Saturday, July 6, 2013

Tahoe Rim Trail: Relay Ridge and Relay Peak

TRT along Relay Ridge and Peak, northwest Nevada While many hikers climb Mt. Rose in the Carson Range for spectacular views of the Reno-Tahoe area, an ascend along the new section of the Tahoe Rim Trail (TRT) to the top of Relay Peak can be as rewarding. On a clear day, the Mt. Rose Trail can be crowded and you'll never be alone on Mt. Rose. On Relay Peak, there is a good chance that you will be there just by yourself or share this magnificent vista point with your hiking partner or group only. Relay Peak (elevation of 10,335 feet) is almost as high as the Mt. Rose Summit (elevation of 10,778 feet).

TRT Relay Ridge and Relay PeakTo get onto Relay Peak, you want to leave the Mt. Rose Trail at the Tamarack Peak waterfall and follow the TRT. At the shown signpost—3.2 TRT miles away from Nevada's Mt. Rose Summit Trailhead along State Route 431 and 0.8 miles away from the waterfall—the TRT intersect with the dirt road section of the “old” loop trail around Tamarack Peak. From here, the recently opened, well-graded, two-mile-long ascend will take you into the Mt. Rose Wilderness west of the ridgeline with the AT&T relay microwave tower [1]:

While the top of the ridgeline provides an excellent location for receiving radio waves, it is unfortunate to see a large ugly tower in this incredibly beautiful location. Near the tower you reach a junction with a broad gravel road, which is still used by vehicles for administrative purposes.

In my opinion, the tower is not as ugly as that conglomerate of installations on Slide Mountain. However, the abandoned dirt road, leading to the tower and once “serving” as a TRT section, makes Tim Hauserman's past dissatisfaction with the hiking conditions between Frog Pond and the ridge (the 1.3 mi section) understandable. He wrote [1]:

I hope that eventually the Tahoe Rim Trail Association will be able to replace this long journey on a utility road with a trail. With the beautiful terrain in this bowl, a well-developed trail which switchbacks its way up to Relay Peak would be impressive.

His vision has finally come through.

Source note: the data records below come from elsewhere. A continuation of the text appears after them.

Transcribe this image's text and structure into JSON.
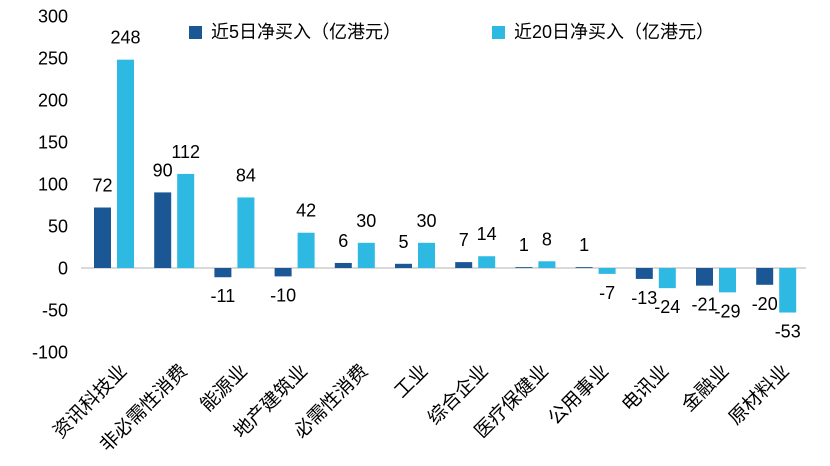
{
  "chart_data": {
    "type": "bar",
    "categories": [
      "资讯科技业",
      "非必需性消费",
      "能源业",
      "地产建筑业",
      "必需性消费",
      "工业",
      "综合企业",
      "医疗保健业",
      "公用事业",
      "电讯业",
      "金融业",
      "原材料业"
    ],
    "series": [
      {
        "name": "近5日净买入（亿港元）",
        "color": "#1a5794",
        "values": [
          72,
          90,
          -11,
          -10,
          6,
          5,
          7,
          1,
          1,
          -13,
          -21,
          -20
        ]
      },
      {
        "name": "近20日净买入（亿港元）",
        "color": "#2db9e2",
        "values": [
          248,
          112,
          84,
          42,
          30,
          30,
          14,
          8,
          -7,
          -24,
          -29,
          -53
        ]
      }
    ],
    "title": "",
    "xlabel": "",
    "ylabel": "",
    "ylim": [
      -100,
      300
    ],
    "ytick_step": 50,
    "yticks": [
      300,
      250,
      200,
      150,
      100,
      50,
      0,
      -50,
      -100
    ],
    "grid": false,
    "legend_position": "top",
    "data_labels": true,
    "axis_line_color": "#d9d9d9",
    "text_color": "#000000",
    "background_color": "#ffffff"
  }
}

Now hikers may use the new 2.2 mi TRT section. Mountain bikers and horseback riders are not allowed and still need to travel the broad gravel road. The TRT route is an even longer journey, but along a large, scenic switchback, getting you close to Mt. Houghton in the north and then south to Relay Peak. Impressive, indeed!

Along the ridge, the single-track TRT skirts the relay tower on the west side: the top picture shows the trail, tower and Relay Peak in the background. The picture below shows the final ascend to Relay Peak. Along the ridge and on the peak, hikers have views of surrounding peaks, including Mt. Houghton, Mt. Rose, Slide Mountain and Rose Knob. Lake Tahoe is to the south. In northwest direction one is able to scan a large part of the Mt. Wilderness and see Truckee, Donner Lake and Castle Peak in the distance.

Keywords: trail planning, TRT, vista points, Relay Ridge.

[1] Tim Hauserman: The Tahoe Rim Trail. Wilderness Press, Berkeley, California, Fifth printing March 2004; page 110.